Enzymatic modular synthesis of bisected N-glycans 1–6 and 8–21 from core 7. dG, E. coli β-galactosidase (LacZ)-catalyzed de-galactosylation; G, bovine β1-4galactosyltransferase (b4GalT) and UDP-Gal; F, C-terminal 66 amino acid truncated H. pylori α1-3fucosyltransferase (Hp3FT) and GDP-Fuc; S1, Pasteurella multocida α2-3sialyltransferase 1 E271F/R313Y mutant (PmST1-DM), Neisseria meningitidis CMP-sialic acid synthetase (NmCSS), CTP, and Neu5Ac; S2, Photobacterium damselae α2-6sialyltransferase (Pd26ST), NmCSS, CTP, and Neu5Ac; S3, PmST1-M144D, NmCSS, CTP, and Neu5Ac.

The asymmetric bisected N-glycan targets (Table 1) were divided into two groups according to the number of monosaccharides on α1-3 and α1-6 branches. Synthetic targets in the first group (7–21) had more or the same number of monosaccharides on the α1-3 branch compared to that on the α1-6 branch. In comparison, the second group contained compounds 7i–21i (positional isomers of 7–21), where the glycan structures on the two branches of 7–21 are switched. The general strategy was to enzymatically assemble the α1-3 branch before the α1-6 branch for compounds 8–21, and assemble the α1-6 branch before the α1-3 branch for compounds 8i–21i. For example, the α1-3Man branch of 7 was extended by Modules S1, S2, F, and S3 (Fig. 2) similar to the procedures used for the synthesis of symmetric glycans 3–6 to form glycans 8–11, respectively. Subsequent β1-4galactosylation of purified 8–11 in parallel reactions using Module G produced 12–15 in good yields.
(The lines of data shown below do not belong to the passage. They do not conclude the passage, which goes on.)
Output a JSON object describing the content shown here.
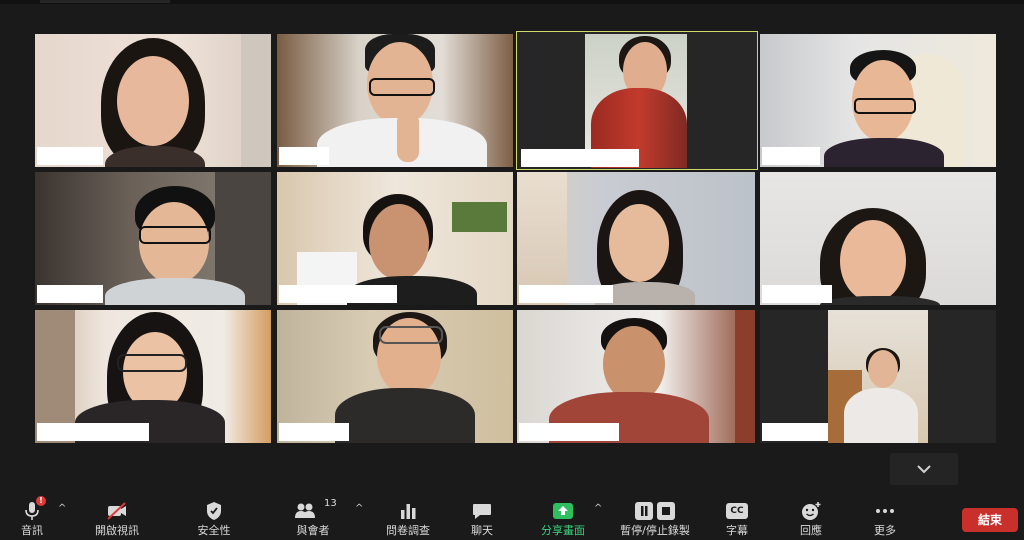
{
  "meeting": {
    "participants_count": "13",
    "tiles": [
      {
        "id": "p1",
        "name": ""
      },
      {
        "id": "p2",
        "name": ""
      },
      {
        "id": "p3",
        "name": "",
        "active": true
      },
      {
        "id": "p4",
        "name": ""
      },
      {
        "id": "p5",
        "name": ""
      },
      {
        "id": "p6",
        "name": ""
      },
      {
        "id": "p7",
        "name": ""
      },
      {
        "id": "p8",
        "name": ""
      },
      {
        "id": "p9",
        "name": ""
      },
      {
        "id": "p10",
        "name": ""
      },
      {
        "id": "p11",
        "name": ""
      },
      {
        "id": "p12",
        "name": ""
      }
    ]
  },
  "toolbar": {
    "audio_label": "音訊",
    "audio_badge": "!",
    "video_label": "開啟視訊",
    "security_label": "安全性",
    "participants_label": "與會者",
    "polls_label": "問卷調查",
    "chat_label": "聊天",
    "share_label": "分享畫面",
    "record_label": "暫停/停止錄製",
    "captions_label": "字幕",
    "captions_icon_text": "CC",
    "reactions_label": "回應",
    "more_label": "更多",
    "end_label": "結束"
  },
  "colors": {
    "active_speaker_border": "#cfd86a",
    "share_green": "#2fbf61",
    "end_red": "#c9302c"
  }
}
N-Glycan 16 was derived from 13 by selective α2-3sialylation of the Gal residue on the α1-6 branch using Module S1, as the 6′SLN motif on the opposing branch is inert to PmST1-DM.[54] The synthesis of 17 and 19, respectively, were achieved by regio-selective α2-3/6sialylation of the Gal residue on the α1-6 branch of 14 using Modules S1 and S2. The LeX motif is inert to both PmST1-DM in Module S1 (Document S1,† LC-HCD-MS/MS analysis of 17 and 17i showed the α2-3sialylation is only located on the non-fucosylated branch) and Pd26ST in Module S2.[40] Finally, compound 18, 20 and 21 were synthesized from 15 in parallel reactions using Modules S1, S2, and F, respectively, in yields of 76–94% after HILIC-HPLC purification.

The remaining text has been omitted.